Белый тигр - стр. 16
Что мне оставалось – только смотреть на крепость издали. Продолговатые бойницы розовели на рассвете и золотились на закате, над бастионами синело небо, по ночам луна освещала полуразрушенные валы, а по стенам с визгом носились обезьяны и поминутно устраивали драки, словно в них вселились души мертвых воинов, которым никак не закончить завязавшуюся некогда схватку.
Мне хотелось к ним.
Икбал, один из четырех лучших поэтов на свете (еще Руми, Мирза Галиб и четвертый, тоже мусульманин, имя которого я забыл), написал: рабы остаются рабами, ибо красота мира от них ускользает.
Это правда – лучше и не скажешь.
Великий был поэт, этот самый Икбал, хоть и мусульманин.
(Кстати, господин Премьер, заметили, что все четыре величайших поэта – мусульмане? Неувязочка выходит. Ведь сегодня в какого мусульманина ни ткни, либо неграмотный, либо дом собирается взорвать. А мусульманки в черных паранджах с головы до пят. Странно, правда? Если разгадаете загадку, черкните мне по электронке.)
Еще ребенком я остро чувствовал прекрасное. Судьба раба была не для меня.
Кусум как-то раз увидела, как я таращусь на форт, – шла за мной от самого дома до пруда. Вечером она сказала отцу:
– Он стоял разинув рот, совсем как его матушка, бывало. Не выйдет из него ничего путного, точно тебе говорю.

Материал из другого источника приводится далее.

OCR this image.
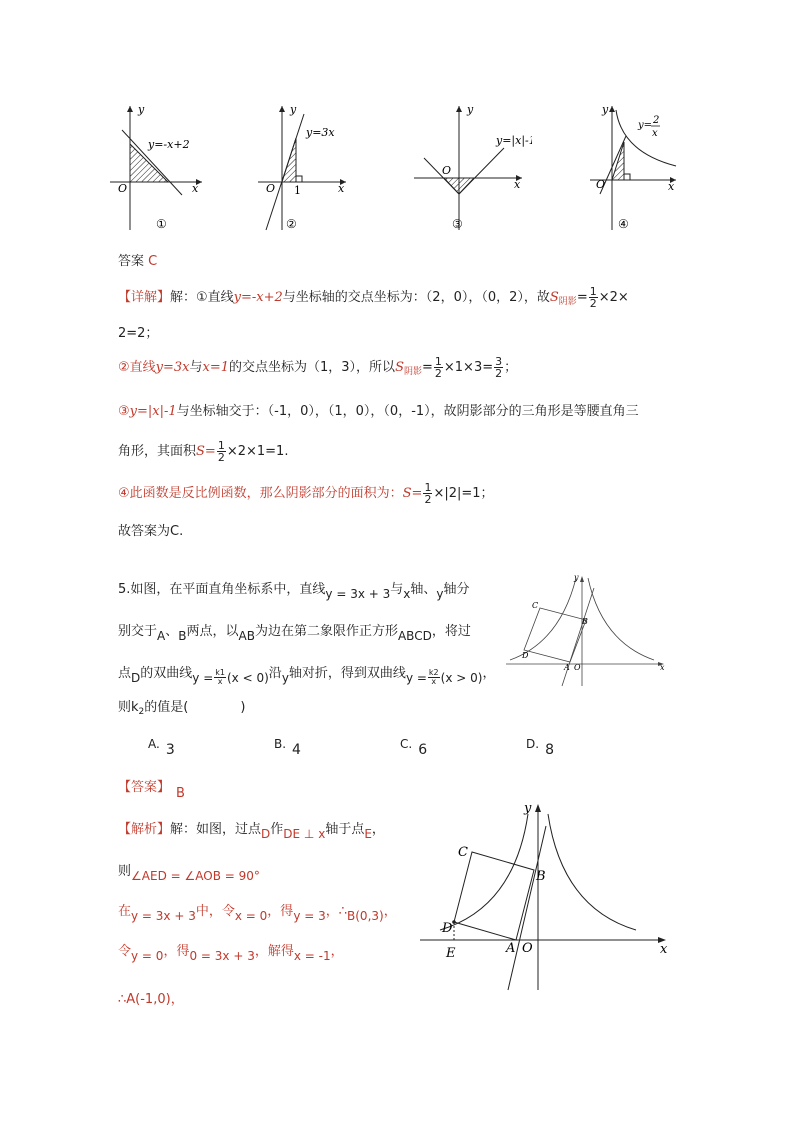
y
x
O
y=-x+2
①
y
x
O
y=3x
1
②
y
x
O
y=|x|-1
③
y
x
O
y= 2
x
④
答案 C
【详解】解：①直线y=-x+2与坐标轴的交点坐标为：（2，0），（0，2），故$S_{阴影}= \frac{1}{2} \times 2\times$
2=2；
②直线y=3x与x=1的交点坐标为（1，3），所以$S_{阴影}= \frac{1}{2} \times 1\times 3= \frac{3}{2}$ ；
③y=|x|-1与坐标轴交于：（-1，0），（1，0），（0，-1），故阴影部分的三角形是等腰直角三
角形，其面积$S= \frac{1}{2} \times 2\times 1=1$.
④此函数是反比例函数，那么阴影部分的面积为：$S= \frac{1}{2} \times|2|=1$；
故答案为C.
5.如图，在平面直角坐标系中，直线y = 3x + 3与x轴、y轴分
别交于A、B两点，以AB为边在第二象限作正方形ABCD，将过
点D的双曲线$y = \frac{k1}{x} (x < 0)$沿y轴对折，得到双曲线$y = \frac{k2}{x} (x > 0)$，
则$k_2$的值是(	)
A. 3	B. 4	C. 6	D. 8
y
x
C
B
D
A O
【答案】 B
【解析】解：如图，过点D作DE ⊥ x轴于点E，
则∠AED = ∠AOB = 90°
在y = 3x + 3中，令x = 0，得y = 3，∴B(0,3)，
令y = 0，得0 = 3x + 3，解得x = -1，
∴A(-1,0)，
y
x
C
B
D
E	A O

Лет в тринадцать я таки решился и отправился в форт один. Перебрался на тот берег, вскарабкался по склону и уже готов был вступить под своды, как огромная черная тень преградила мне дорогу. Я бросился наутек, скатился вниз к пруду… Даже кричать не мог, до того перепугался.
Это была корова, издали я хорошо ее разглядел. Но вернуться уже не хватило духу.

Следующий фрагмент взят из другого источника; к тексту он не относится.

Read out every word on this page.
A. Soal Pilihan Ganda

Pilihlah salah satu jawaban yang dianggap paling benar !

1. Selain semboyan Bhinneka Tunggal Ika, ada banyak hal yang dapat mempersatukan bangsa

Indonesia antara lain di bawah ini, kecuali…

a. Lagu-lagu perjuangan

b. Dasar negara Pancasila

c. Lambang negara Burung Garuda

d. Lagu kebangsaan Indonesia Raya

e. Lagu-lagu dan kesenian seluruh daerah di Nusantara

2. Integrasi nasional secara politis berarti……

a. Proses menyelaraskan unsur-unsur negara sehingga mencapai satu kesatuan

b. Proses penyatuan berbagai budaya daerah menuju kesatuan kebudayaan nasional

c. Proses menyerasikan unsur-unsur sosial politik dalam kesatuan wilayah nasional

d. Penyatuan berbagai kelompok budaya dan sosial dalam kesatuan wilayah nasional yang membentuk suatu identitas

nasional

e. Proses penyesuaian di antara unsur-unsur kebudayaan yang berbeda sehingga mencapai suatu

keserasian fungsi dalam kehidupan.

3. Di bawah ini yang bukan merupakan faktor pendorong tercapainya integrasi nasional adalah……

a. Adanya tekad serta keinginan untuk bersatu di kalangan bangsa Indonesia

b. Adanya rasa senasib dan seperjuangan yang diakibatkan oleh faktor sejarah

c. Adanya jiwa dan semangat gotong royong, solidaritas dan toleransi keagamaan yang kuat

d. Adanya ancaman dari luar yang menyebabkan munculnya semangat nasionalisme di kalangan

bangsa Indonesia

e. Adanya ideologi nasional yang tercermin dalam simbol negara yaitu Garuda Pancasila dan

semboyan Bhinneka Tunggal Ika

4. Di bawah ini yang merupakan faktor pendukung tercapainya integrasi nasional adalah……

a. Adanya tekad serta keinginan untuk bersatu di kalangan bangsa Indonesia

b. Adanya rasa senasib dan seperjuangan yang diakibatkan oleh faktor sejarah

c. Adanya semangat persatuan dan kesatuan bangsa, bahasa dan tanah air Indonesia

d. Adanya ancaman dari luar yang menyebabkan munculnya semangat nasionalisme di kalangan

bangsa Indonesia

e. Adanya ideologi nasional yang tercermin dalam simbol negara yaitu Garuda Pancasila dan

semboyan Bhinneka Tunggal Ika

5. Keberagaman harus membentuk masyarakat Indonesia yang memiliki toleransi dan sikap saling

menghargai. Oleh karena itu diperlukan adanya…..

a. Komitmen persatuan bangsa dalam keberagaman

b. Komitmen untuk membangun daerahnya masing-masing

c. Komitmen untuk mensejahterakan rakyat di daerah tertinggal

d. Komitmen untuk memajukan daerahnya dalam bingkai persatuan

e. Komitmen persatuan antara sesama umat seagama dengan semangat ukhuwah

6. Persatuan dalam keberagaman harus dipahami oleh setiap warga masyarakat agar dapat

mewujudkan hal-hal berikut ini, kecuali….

Так я до форта и не добрался, хотя пробовал еще не раз. В решающую минуту нападал страх и я поворачивал обратно.
В двадцать четыре (жил я уже в Дханбаде и работал у мистера Ашока шофером), после долгой отлучки, я приехал на машине в Лаксмангарх, привез хозяина с женой на экскурсию. Эта поездка оказалась для меня очень важной, как-нибудь соберусь и опишу ее подробно. Пока скажу только, что, пока мистер Ашок и Пинки-мадам отдыхали после обеда, я отправился к форту. Переплыл пруд, поднялся по склону и впервые ступил на вожделенную землю. Ничего особенного – осыпавшиеся стены, стая пугливых обезьян, не спускавших с меня глаз. С крепостной стены я бросил взгляд на родную деревню, увидел башню храма, рынок, сверкнула на солнце сточная канава. А вот и мой дом и темное облачко перед ним – буйволица. Самый прекрасный вид на свете.
И тут я совершил мерзость. Неописуемую мерзость. Я откинулся назад, набрал побольше слюны и с размаху плюнул на свою деревню. И еще раз. И еще. А потом спустился по круче, напевая песенку.
Через восемь месяцев я перережу мистеру Ашоку глотку.
Вторая ночь
Кому:
Его Превосходительству Вэнь Цзябао Который, пожалуй, уже задремал в своей Резиденции Премьер-министра В Китае
От кого:
От его полуночного консультанта По вопросам предпринимательства Белого Тигра
Господин Премьер!
Итак…
На что похож мой смех?
Чем пахнет у меня под мышками?
А правда – сами ведь, наверное, заметили, – что усмешка у меня ну просто сатанинская?
Сэр, о себе я еще много чего могу порассказать. С гордостью заявляю: я не рядовой убийца. Как-никак я убил своего хозяина (второго отца, можно сказать), а также, скорее всего, стал причиной смерти почти всех своих родственников. Этакий виртуальный душегуб.